Throughout the spring and early summer I increasingly found myself stopping at gardening centres. Not one or, two or even three, but every
gardening centre from Ajax to Baltimore (north of Cobourg). I felt proud of myself when I purchased wilted perennials for a quarter and delighted in selecting just the right location to plant it and nurture it to health. And I no longer glue the flower labels into my gardening scrapbook. I am lucky to get the label tossed into it. While my flowers take some time to settle in and blossom, I wait.

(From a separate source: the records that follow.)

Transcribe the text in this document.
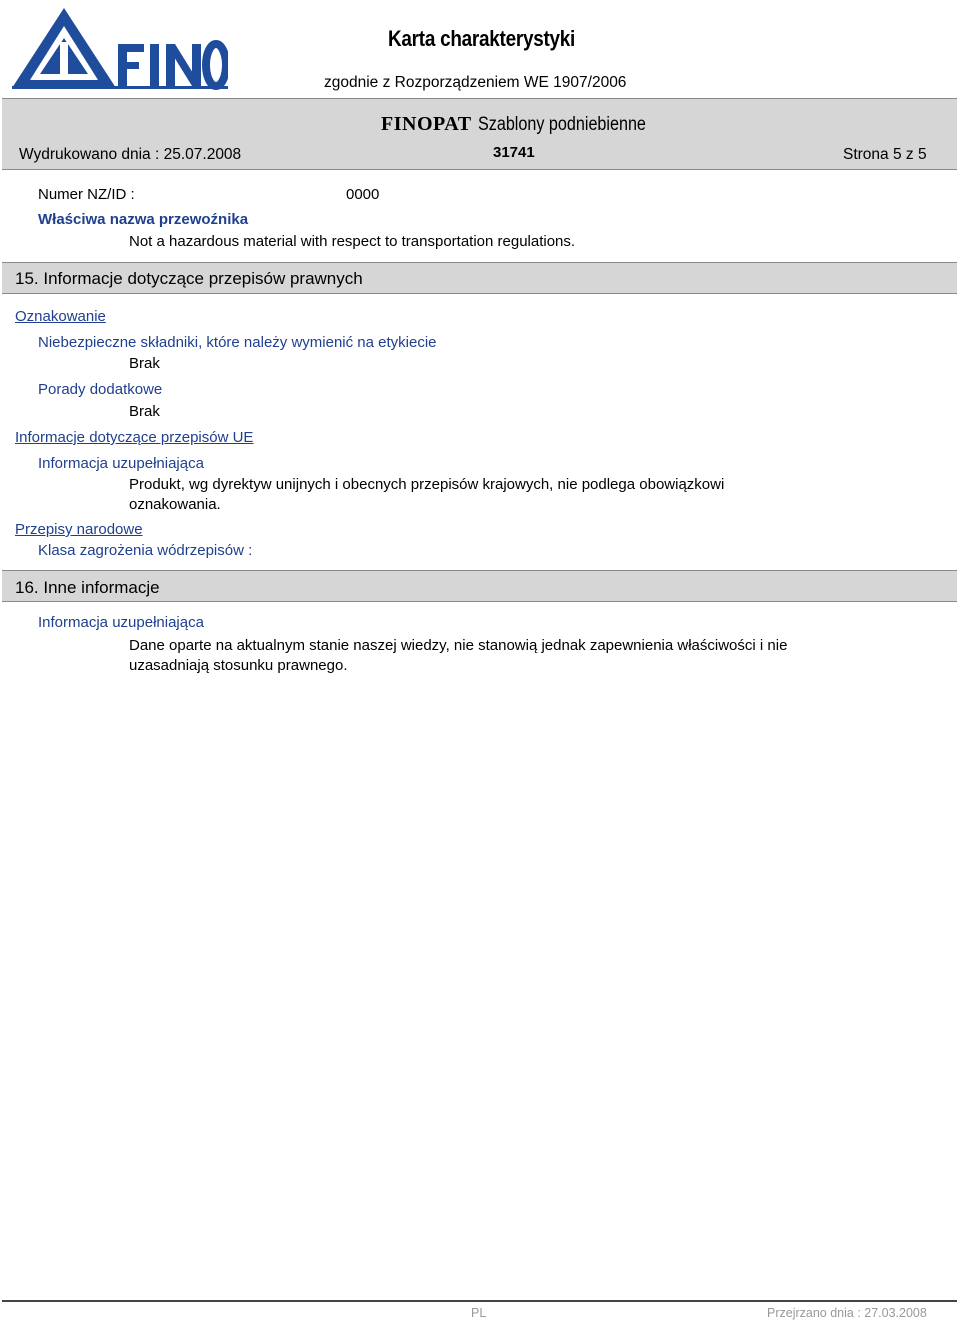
Karta charakterystyki
zgodnie z Rozporządzeniem WE 1907/2006
FINOPAT Szablony podniebienne
Wydrukowano dnia : 25.07.2008	31741	Strona 5 z 5
Numer NZ/ID :	0000
Właściwa nazwa przewoźnika
Not a hazardous material with respect to transportation regulations.
15. Informacje dotyczące przepisów prawnych
Oznakowanie
Niebezpieczne składniki, które należy wymienić na etykiecie
Brak
Porady dodatkowe
Brak
Informacje dotyczące przepisów UE
Informacja uzupełniająca
Produkt, wg dyrektyw unijnych i obecnych przepisów krajowych, nie podlega obowiązkowi oznakowania.
Przepisy narodowe
Klasa zagrożenia wódrzepisów :
16. Inne informacje
Informacja uzupełniająca
Dane oparte na aktualnym stanie naszej wiedzy, nie stanowią jednak zapewnienia właściwości i nie uzasadniają stosunku prawnego.
PL	Przejrzano dnia : 27.03.2008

Often I find my approach to rock gardening a little like my approach to writing. I read about learning to write, collect tips from workshops on writing from across the Durham Region (in Toronto, Uxbridge, Peterborough and Port Hope) and collect word snippets in a notebook. I practice write, often ignoring all the instructions. When I edit, I guess which words need weeding from the page hoping that I am not pulling Thyme or Showy Lady Slippers. I ask others for feedback and I rearrange. Then, I hope, that one day all this word collecting, digging around in the earth, planting ideas, watering and weeding words and rearranging will eventually create a beautiful story to share with other people.